Special Physics Colloquium: High Resolution Astronomy with Infrared Interferometry
Prof. Reinhard Genzel, Max-Planck Institute for Extraterrestrial Physics, Garching , FRG & Departments of Physics and Astronomy, University of California, Berkeley, USA
The Center of our Galaxy is a unique laboratory for exploring the astrophysics around a massive black hole and testing General Relativity in this extreme environment. I will discuss the results of a major campaign of observing the Galactic Center in 2017/2018 with three instruments at the European Southern Observatory's VLT, including the novel GRAVITY interferometric beam combiner of the four 8-meter telescopes. During this period the B-star S2 completed a peri-passage at ~1400 Schwarzschild radii around the compact radio source SgrA*, and permitted for the first time a test of the equivalence principle and the detection of the first post-Newtonian orbital elements in a classical 'clock experiment' around a massive black hole.
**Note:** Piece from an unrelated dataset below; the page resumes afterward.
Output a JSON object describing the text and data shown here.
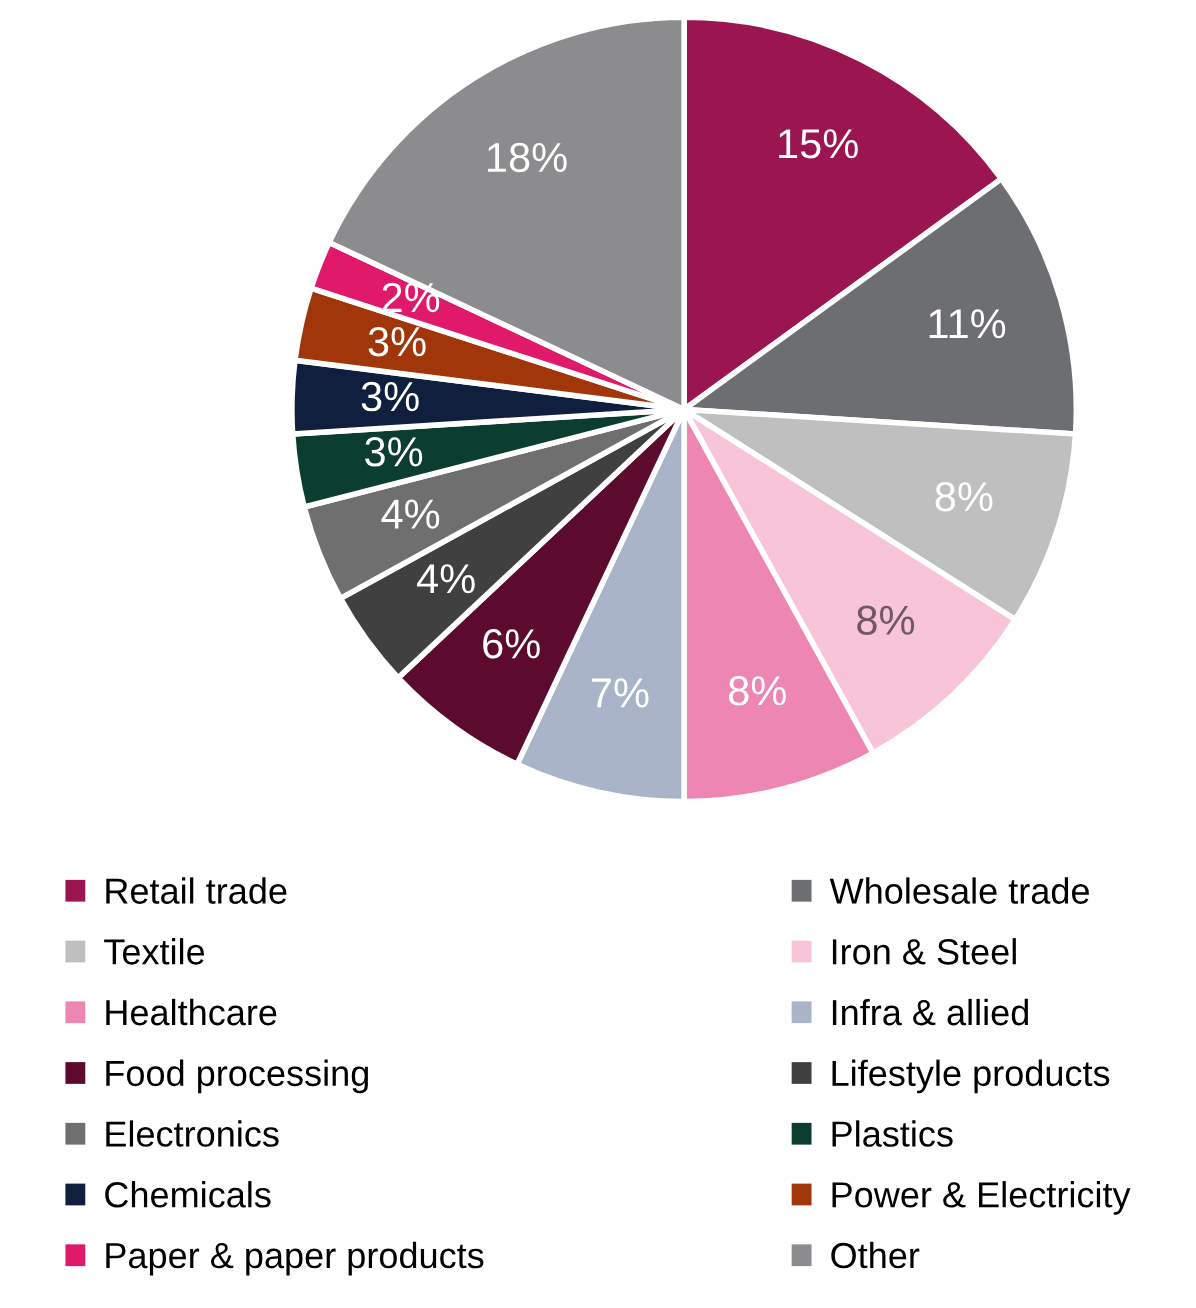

During bright states ("flares") we detect centroid motions and polarization changes of the infrared emission of SgrA* itself. These can be well fitted by near face-on, circular orbits near the innermost circular orbit (ISCO). The mass inferred at ISCO is the same as that within the S2 orbit, further strengthening the evidence that SgrA* is a Kerr black hole.
I will conclude by summarizing some of the extragalactic results with GRAVITY and the possibility for future upgrades of optical interferometry.